First bone formation and the dissection of an osteogenic lineage in the embryonic chick tibia is revealed by monoclonal antibodies against osteoblasts

Abstract

Detailed studies of the origin and differentiation of osteogenic cells can be facilitated by cell-specific markers. To this end, we immunized mice with a heterogeneous population of chick embryonic bone cells and subsequently generated and selected for monoclonal antibodies against cell surface determinants. Supernatants from growing hybridoma colonies were screened immunohistochemically against frozen sections of embryonic stage 35 (day 9.5) chick tibiae. Three cell lines, SB-1, SB-2, and SB-3, which each secrete a different antibody against osteogenic cells, have been successfully cloned, stabilized, and immortalized. Antibody SB-1 reacts with a family of cells in embryonic bone, liver, kidney, and intestine, which are identically stained by the histochemical stain for alkaline phosphatase. The SB-2 antigen is present only on osteoblasts, while the SB-3 antigen is expressed on the surface of osteoblasts, ependymal cells and ventricular myoblasts. Studies on the developmental progression of osteoblasts in the embryonic tibia indicate that the determinants recognized by SB-1, SB-2, and SB-3 are temporally coupled to the appearance of the pre-osteoblast marker alkaline phosphatase. Detailed morphologic analyses reveal that SB-1 reacts with a large family of osteogenic cells residing between the surface of newly formed bone and the overlying periosteal osteoprogenitor cells. By contrast, SB-2 and SB-3 appear to react with those mature osteoblasts involved in the secretion and mineralization of osteoid. Cells which are imprisoned within bone matrix (osteocytes) of the developing tibia are not recognized by these antibodies, but are immunostained by an osteocyte-specific monoclonal antibody which does not react with SB-1, SB-2 or SB-3 positive cells.
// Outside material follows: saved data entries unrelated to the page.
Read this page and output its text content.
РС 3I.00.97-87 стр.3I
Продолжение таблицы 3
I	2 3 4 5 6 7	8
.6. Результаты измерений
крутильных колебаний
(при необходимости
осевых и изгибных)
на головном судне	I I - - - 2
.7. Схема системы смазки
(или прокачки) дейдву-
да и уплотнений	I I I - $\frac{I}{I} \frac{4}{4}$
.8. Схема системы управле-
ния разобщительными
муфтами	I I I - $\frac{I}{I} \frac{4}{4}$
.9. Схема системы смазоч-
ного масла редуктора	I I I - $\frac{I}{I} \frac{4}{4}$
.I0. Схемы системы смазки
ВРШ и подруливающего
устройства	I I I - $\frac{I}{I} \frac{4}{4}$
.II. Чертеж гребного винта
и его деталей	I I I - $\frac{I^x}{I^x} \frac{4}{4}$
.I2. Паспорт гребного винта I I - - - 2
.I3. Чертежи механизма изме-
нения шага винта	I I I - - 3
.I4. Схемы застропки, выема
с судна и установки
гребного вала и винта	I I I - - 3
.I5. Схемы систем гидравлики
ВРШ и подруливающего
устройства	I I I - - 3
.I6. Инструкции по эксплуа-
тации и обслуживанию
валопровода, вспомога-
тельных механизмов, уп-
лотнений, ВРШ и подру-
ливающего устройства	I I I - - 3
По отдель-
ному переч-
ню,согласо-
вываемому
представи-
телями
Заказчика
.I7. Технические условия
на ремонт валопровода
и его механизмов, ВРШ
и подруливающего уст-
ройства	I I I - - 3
The results reported here suggest the existence of an osteogenic cell lineage which is characterized by a series of discrete cell states prior to the overt expression of the Secretory Osteoblastic phenotype. We propose that the emergence and abatement of phenotypically distinct osteogenic cell surface antigens follows a precise spatial and temporal sequence which reflects the position of cells within the osteogenic lineage.